The house is well known in the area as a céilí or visiting house. Local farmers and neighbours congregate at night to chat about all the news in the locality, the cattle trade and breeding cattle.
Chats and craic
All the problems of the world have been solved around the solid fuel range in Melvin’s small kitchen, with chats and craic sometimes going on into the small hours of the morning.
Melvin, who is just about to turn 80, is reducing the herd size as age calls time on his ability to look after large numbers.
Fifteen cows and 15 calves, including young bulls and heifers, have been included in the sale on Saturday 25 September at 2pm in Carrigallen Mart.
The Drumkeelwick herd prefix regularly pops up in the back breeding of show winners and sale toppers.
During the visit, the Lang brothers were full of stories about breeding, breeders and the craic and sport that they had down through the years of breeding cattle.
Remembering their annual trip to the RDS bull sales, Melvin said: “We would wash bulls here on a Sunday and load on a Monday.
“A few local breeders – Dougie Stewart, the Dunlops and the Farrellys – would all have bulls that would go with local haulier George Rosmond.

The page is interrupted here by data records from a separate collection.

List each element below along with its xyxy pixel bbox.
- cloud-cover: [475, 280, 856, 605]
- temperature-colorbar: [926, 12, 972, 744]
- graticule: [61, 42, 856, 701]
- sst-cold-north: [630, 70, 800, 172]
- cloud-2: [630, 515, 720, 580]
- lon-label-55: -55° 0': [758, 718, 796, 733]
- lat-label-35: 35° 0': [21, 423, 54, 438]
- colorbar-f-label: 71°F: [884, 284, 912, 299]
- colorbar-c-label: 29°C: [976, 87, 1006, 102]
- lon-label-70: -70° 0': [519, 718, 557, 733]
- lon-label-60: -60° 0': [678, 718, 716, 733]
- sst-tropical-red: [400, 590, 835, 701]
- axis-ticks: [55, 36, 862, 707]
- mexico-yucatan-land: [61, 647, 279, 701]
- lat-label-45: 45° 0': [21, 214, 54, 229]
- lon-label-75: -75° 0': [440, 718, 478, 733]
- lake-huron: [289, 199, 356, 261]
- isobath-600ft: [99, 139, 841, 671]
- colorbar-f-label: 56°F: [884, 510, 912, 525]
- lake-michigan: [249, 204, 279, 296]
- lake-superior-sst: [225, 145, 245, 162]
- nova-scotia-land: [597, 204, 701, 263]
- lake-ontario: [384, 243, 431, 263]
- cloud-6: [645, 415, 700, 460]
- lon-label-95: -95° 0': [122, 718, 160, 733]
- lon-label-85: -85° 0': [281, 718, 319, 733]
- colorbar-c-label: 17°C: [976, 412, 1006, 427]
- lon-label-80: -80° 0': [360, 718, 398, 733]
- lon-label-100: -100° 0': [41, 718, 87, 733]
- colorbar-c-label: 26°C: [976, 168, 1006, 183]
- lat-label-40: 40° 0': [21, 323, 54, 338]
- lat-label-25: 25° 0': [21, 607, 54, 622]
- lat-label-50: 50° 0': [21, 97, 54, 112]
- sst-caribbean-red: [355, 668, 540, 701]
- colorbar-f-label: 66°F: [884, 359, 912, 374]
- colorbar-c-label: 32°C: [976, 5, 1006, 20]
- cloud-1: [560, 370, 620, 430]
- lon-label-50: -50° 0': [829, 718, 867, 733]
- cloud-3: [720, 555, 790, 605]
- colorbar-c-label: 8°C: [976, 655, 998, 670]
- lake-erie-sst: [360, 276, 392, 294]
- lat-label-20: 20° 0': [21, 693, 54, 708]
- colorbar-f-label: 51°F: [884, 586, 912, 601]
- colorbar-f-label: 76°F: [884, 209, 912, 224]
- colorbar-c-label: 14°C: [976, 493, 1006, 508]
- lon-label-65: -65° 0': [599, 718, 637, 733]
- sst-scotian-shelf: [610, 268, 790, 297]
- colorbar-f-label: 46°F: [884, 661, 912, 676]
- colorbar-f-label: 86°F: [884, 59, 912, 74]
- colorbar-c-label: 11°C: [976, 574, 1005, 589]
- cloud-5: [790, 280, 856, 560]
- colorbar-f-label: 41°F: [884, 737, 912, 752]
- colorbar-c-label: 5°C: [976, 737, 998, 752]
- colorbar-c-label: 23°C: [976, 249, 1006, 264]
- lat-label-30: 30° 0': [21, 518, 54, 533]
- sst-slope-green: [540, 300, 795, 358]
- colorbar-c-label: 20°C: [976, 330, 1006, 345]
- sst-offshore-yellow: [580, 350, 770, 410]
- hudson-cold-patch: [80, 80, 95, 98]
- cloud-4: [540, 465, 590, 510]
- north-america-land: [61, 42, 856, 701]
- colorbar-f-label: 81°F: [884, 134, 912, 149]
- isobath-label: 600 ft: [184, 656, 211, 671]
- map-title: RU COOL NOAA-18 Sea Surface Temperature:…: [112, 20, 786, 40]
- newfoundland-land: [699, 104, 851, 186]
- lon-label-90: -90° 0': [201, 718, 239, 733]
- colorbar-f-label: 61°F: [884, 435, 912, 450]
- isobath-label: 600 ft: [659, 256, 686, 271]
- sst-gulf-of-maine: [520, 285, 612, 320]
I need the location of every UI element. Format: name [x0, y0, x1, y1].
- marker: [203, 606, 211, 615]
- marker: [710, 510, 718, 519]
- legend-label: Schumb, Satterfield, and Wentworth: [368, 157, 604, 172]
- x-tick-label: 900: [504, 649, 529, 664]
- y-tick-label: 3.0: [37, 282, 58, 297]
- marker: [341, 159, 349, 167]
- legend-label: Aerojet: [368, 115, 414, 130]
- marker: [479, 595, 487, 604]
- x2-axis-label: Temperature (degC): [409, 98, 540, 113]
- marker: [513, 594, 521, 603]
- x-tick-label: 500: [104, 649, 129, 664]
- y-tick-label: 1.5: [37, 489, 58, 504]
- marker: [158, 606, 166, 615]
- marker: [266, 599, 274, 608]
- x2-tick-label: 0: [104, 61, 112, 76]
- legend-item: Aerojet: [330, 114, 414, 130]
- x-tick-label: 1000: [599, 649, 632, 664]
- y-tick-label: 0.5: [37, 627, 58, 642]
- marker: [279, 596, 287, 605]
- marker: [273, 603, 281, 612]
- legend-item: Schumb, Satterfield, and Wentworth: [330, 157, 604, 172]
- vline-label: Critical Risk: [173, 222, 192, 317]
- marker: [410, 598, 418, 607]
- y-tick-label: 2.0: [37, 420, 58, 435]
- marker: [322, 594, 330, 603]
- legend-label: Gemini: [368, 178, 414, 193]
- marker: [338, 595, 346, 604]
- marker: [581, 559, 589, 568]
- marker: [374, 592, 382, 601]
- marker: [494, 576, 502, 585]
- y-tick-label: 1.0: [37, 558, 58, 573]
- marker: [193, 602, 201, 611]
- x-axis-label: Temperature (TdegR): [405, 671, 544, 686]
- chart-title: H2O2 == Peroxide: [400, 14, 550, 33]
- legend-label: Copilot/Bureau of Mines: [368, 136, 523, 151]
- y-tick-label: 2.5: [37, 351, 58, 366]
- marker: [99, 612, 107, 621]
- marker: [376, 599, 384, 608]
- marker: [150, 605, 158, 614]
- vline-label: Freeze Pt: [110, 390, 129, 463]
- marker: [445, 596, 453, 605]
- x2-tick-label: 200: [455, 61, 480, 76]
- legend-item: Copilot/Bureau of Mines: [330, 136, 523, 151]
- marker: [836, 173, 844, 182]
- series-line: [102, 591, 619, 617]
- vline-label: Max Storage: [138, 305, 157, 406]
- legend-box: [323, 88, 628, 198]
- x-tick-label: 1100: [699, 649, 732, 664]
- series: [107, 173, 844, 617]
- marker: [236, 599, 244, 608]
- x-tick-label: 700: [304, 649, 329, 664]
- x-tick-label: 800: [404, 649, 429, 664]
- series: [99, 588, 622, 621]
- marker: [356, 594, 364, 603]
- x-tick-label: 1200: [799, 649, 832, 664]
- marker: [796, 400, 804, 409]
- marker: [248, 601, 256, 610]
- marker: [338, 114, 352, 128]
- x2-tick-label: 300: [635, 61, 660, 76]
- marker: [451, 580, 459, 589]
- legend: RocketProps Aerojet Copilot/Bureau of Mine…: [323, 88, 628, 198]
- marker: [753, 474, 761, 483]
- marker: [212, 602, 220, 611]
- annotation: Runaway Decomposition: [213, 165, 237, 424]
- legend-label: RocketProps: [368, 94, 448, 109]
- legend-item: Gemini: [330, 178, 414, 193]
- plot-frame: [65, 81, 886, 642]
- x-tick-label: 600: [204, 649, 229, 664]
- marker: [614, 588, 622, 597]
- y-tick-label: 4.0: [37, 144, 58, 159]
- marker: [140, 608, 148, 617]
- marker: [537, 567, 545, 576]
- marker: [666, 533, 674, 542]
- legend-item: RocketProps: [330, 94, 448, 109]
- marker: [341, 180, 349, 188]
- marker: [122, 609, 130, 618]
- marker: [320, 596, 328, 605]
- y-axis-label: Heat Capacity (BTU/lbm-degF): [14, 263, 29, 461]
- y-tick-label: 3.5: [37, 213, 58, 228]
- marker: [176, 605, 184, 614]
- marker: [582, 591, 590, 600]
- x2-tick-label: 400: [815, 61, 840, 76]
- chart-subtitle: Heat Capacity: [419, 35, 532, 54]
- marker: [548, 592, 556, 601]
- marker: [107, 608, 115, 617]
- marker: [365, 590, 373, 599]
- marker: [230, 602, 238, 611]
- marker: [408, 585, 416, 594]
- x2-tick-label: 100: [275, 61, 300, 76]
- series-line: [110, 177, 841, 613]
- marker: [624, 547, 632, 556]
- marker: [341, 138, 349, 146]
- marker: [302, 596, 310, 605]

“The sale took place on Tuesday to Thursday, with three rings in operation. We stayed with a Mrs McCrossan at 12 Dodderview in Dublin.
“It was all Shorthorns, Herefords and Aberdeen Angus back then, with a couple of hundred bulls at the sales.
“People came from all over to buy bulls there and some of them would be delivered on the train after the sale.
“They were great times and we used to look forward to that week for a long time.”
Recalling some of the standout animals that he bred over the years, Drumkeelwick Beryl gets a mention.
She was sold to businessman Joe McGrath as a young heifer and she went on to win the RDS spring show as a weanling heifer, a two-year-old heifer and later as a cow. Not too many animals have managed to do that.
Melvin’s house is full of photos of different Drumkeelwick-bred animals winning at shows down through the years.
He has several photos of RDS winners, including one of Drumkeelwick Admiral, winner of the March class of bulls at the 1959 show and sale in the RDS. Admiral was sired by Kilcleagh Optimist and is out of a homebred cow Drumkeelwick Ruby.
Melvin has a head for names, with cows’ and bulls’ names listed out going back to the 40s and 50s.
“It was different times back then. We used to walk cows to bulls to get them bred.
“You’d think nothing of walking cows a couple of mile to get to a good bull. That was the way it was done, seems like hardship now, but they were simple harmless times.
“There was no lad looking up stars on a phone or computer either and we got by the best,” he quipped.